Dilson Lages Monteiro

(Postagem de R. Samuel)

 

1. Chão em ardores

- Aqui o Marataoã parece que saiu do lugar – repetia a balconista, com o leque em mãos. O leque dançando, dançando ao som seco e abafado do vento. O leque atritando o ar em coreografias.

 

 O rio já baixava o curso d’água. Dali nem se necessitava atravessar as figueiras, nem descer rua abaixo até a margem... Dali se via a bola de luzes queimar os olhos e deitar o fogo do céu sob a lâmina d’água. O mesmo fogo que ruborizava os corpos e confundia a visão da manhã.

 

Ao longe, a vidraça do balcão balançava-se aos raios de estio. A encomenda no colo da dona, a conversa no quadro do mercado, o passeio-montaria, em cadência, nos passos do Alazão. Ele chegava à Farmácia Alves, o ponto final, de onde a viagem renasceria até o deslizar do sol nos cabelos das carnaúbas. O sol sumindo nos babaçuais, se derretendo no chão em ardores.

 

- O que leva hoje para o patrão? – inquiriu Florisbela, alargando o sorriso que não cabia nos olhos. – Como vai a gente da Fazenda Aurora? – emendou a pergunta.

 

- Já despachei tudo que trouxe na casa do Major e hoje ele pede biotônico com aguardente.

 

- Biotônico com aguardente... Só um frasco?

 

- Dois.

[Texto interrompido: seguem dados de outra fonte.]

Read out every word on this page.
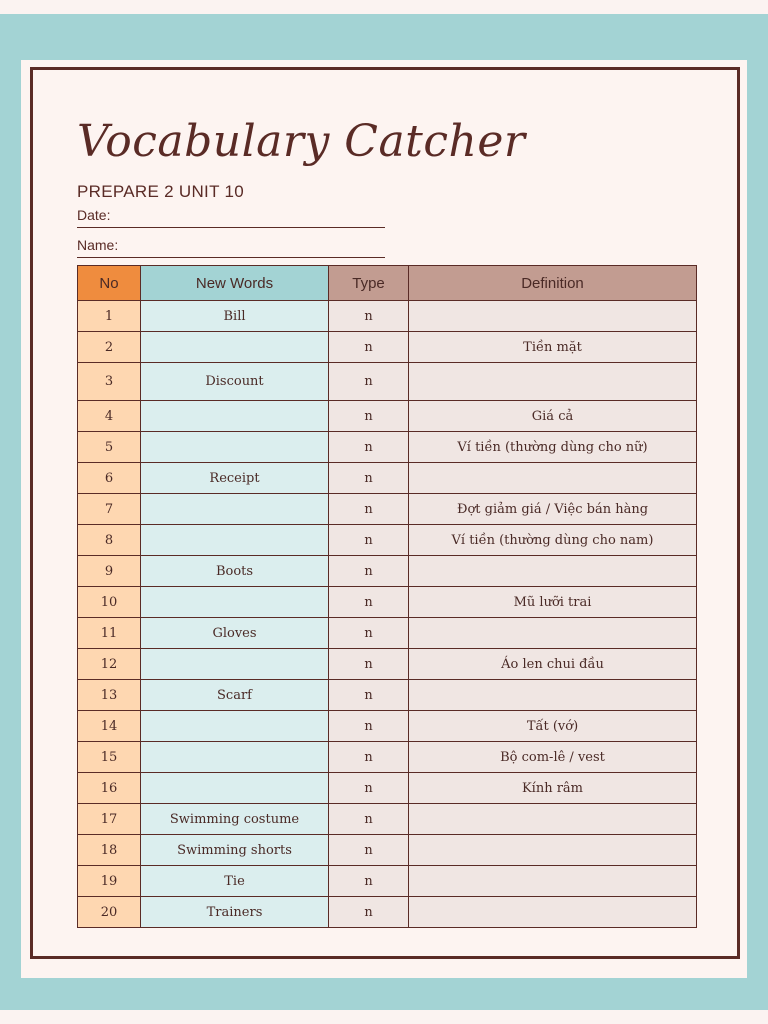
Vocabulary Catcher
PREPARE 2 UNIT 10
Date:
Name:
No	New Words	Type	Definition
1	Bill	n	
2		n	Tiền mặt
3	Discount	n	
4		n	Giá cả
5		n	Ví tiền (thường dùng cho nữ)
6	Receipt	n	
7		n	Đợt giảm giá / Việc bán hàng
8		n	Ví tiền (thường dùng cho nam)
9	Boots	n	
10		n	Mũ lưỡi trai
11	Gloves	n	
12		n	Áo len chui đầu
13	Scarf	n	
14		n	Tất (vớ)
15		n	Bộ com-lê / vest
16		n	Kính râm
17	Swimming costume	n	
18	Swimming shorts	n	
19	Tie	n	
20	Trainers	n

Os netos do coronel vão beber tudim. O mais branquelo tá de fazer pena. Acho que num vinga. Defeituoso de nascença... Sei não, sei se vinga.

 

- E a fazenda? Não me falou da fazenda. Ainda tem muita água nos buracos? Aqui, o Marataoã parece que saiu do lugar... Nem a fresca da noite dá o ar da graça.

 

- Dona Flor, a secura tá grande. Pananã fala pro mundo escutar: a onça bebe na Vertente inda em setembro. A dona Alzira, pegada lá na farinhada. A casa em festa com a parentada e a gente chegada da cidade. Não me demoro hoje, que carrego remédio e bilhete urgente pro patrão. É carta da fia mais velha.

 

- Pois vá em paz, seu Genésio. Lembrança para dona Alzira.

 

- Até mais ver... Boquinha da noite assunto o morro da casa grande.